As I bumped along on the bus earlier this week, I overheard an interesting conversation between two African American women.
It went something like this:
Woman 1:”Girl, I really hope we get into school X.”
Woman 2: “I know right, that would be great. I’ve called and everything but…I don’t know.”
For the hyper competitive DC area, the convo about getting into schools isn’t unusual. Here’s the thing though…
The school they were hoping that their kids can get waivers to attend is the very school my neighbor, who is white and childless, had just warned me about in a hushed voice:
“Oh, you don’t want to send your kid there. It’s a bad school,” she said as we stood at the bus stop and shivered in the predawn chill.
She’s not the only one. A number of my middle and upper middle class neighbors and acquaintances of varied hues have warned us about the caliber of this school.
By some strange fluke of zoning, our choice of suburban neighborhood public elementary schools includes one with higher scores that is less diverse and one with slightly lower scores that is more diverse.

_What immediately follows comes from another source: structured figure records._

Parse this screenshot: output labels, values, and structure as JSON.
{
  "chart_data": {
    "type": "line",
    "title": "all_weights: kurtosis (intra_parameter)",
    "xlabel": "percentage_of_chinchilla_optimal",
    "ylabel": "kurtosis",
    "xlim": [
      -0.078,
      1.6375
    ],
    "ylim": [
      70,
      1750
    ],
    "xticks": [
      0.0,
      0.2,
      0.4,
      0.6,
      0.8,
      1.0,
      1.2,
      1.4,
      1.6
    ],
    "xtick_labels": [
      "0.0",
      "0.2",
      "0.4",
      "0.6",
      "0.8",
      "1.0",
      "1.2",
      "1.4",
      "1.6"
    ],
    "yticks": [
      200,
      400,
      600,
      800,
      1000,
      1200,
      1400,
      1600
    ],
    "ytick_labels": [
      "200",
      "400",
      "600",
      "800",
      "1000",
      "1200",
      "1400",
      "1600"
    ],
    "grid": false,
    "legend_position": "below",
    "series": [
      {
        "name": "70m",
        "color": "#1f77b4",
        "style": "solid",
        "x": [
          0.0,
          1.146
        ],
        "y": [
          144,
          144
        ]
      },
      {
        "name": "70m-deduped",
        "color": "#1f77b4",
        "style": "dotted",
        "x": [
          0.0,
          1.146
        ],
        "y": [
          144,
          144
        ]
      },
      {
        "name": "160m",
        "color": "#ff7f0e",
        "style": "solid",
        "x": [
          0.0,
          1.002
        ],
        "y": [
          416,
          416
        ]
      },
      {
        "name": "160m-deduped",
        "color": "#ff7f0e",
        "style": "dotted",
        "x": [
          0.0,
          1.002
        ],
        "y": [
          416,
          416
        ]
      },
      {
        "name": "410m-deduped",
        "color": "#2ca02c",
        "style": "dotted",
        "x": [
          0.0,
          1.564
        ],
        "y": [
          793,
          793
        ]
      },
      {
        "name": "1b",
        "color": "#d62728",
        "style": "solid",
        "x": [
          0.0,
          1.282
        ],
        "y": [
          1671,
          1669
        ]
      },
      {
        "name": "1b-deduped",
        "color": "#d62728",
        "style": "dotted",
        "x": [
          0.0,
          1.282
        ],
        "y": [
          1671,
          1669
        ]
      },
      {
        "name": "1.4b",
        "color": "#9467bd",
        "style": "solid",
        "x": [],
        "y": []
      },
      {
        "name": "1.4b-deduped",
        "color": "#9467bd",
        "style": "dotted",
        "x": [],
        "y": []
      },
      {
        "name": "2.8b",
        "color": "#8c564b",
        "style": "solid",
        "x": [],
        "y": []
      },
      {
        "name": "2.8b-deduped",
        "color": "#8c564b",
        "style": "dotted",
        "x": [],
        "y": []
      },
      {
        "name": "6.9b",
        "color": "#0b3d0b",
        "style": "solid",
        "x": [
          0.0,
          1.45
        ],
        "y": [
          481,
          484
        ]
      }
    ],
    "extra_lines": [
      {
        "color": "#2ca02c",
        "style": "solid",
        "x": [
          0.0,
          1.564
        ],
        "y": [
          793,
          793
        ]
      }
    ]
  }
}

Lots of folks have urged us (read: warned us) to consider the former.
And yet, clearly the two women on the bus knew a different narrative about this school.
So what gives? Why the two different takes?
Those who pooh-pooh the school cite test scores, or rather the blanket score given on such sites as schooldigger.com and greatschools.org.
Here’s what I know as a former education reporter: numbers don’t tell the whole story.
So I poked around.
First of all, Maryland schools already rank among some of the highest in the nation. The state’s assessment is considered rigorous (for the uninitiated, each state has its own assessment and some are more challenging than others…but that’s another post).
For those looking for a better snapshot of performance (at least the kind a test can measure…which is NOT the full picture of a school), I suggest going to your district or state’s department of education and breaking scores down by such groups as gender and race. Look at trends over the past three years. You want to see upward momentum.
Looking at the “scores”, the school folks cautioned us against for 1st-5th actually has test scores comparable to the best public elementary schools over in neighboring DC…the same schools in predominantly white and affluent neighborhoods people break their necks to get into every year.
Furthermore, when you disaggregate the numbers, minority children at our diverse neighborhood school fare better in reading and math than kids at the highly sought after DC schools.
It turns out that black and brown kids at the “choice” school are actually slipping in achievement. The “choice” school did not meet achievement goals last year for African American, special needs, kids who speak another primary language, or kids on free or reduced lunch. So that means that black and brown parents who rely simply on word of mouth rather than checking the facts out for themselves are sending their kids to a school that, while it looks good when given a cursory glance, actually fails kids who look like them.
Meanwhile, the school we were warned against–the one that has a high black and Latino population–has moved those kids forward at a good and steady clip.The class sizes are also much smaller and the money spent per student is much higher at the diverse school.
So what’s up? Why the bit of whispered caution?
The diverse neighborhood school has a high percentage of children who hail from the neighboring apartment communities and are on free and reduced lunch. More than a dozen different languages are spoken at the school. Many of the teachers are African American and Latino.
To this I say: we should embrace diversity in all forms.
I’ve spoken with PTA parents and teachers at this school and found them quite knowledgeable and involved. I’ve visited the school (which is also my voting polling site) on numerous occasions and found the environment warm and caring. The other “choice” school is lovely as well, but has fewer teachers of color and a less racially and socioeconomically diverse student body.
As I’ve written about in another post, we want to make sure our children are in environments that reflect ethnic and socioeconomic diversity. We believe strongly that this type of upbringing will help them grow up to be more confident and compassionate people.
We have a while yet to decide on an elementary school, but, for those weighing their options, I recommend taking a similar look behind the numbers.
What you learn just might surprise you.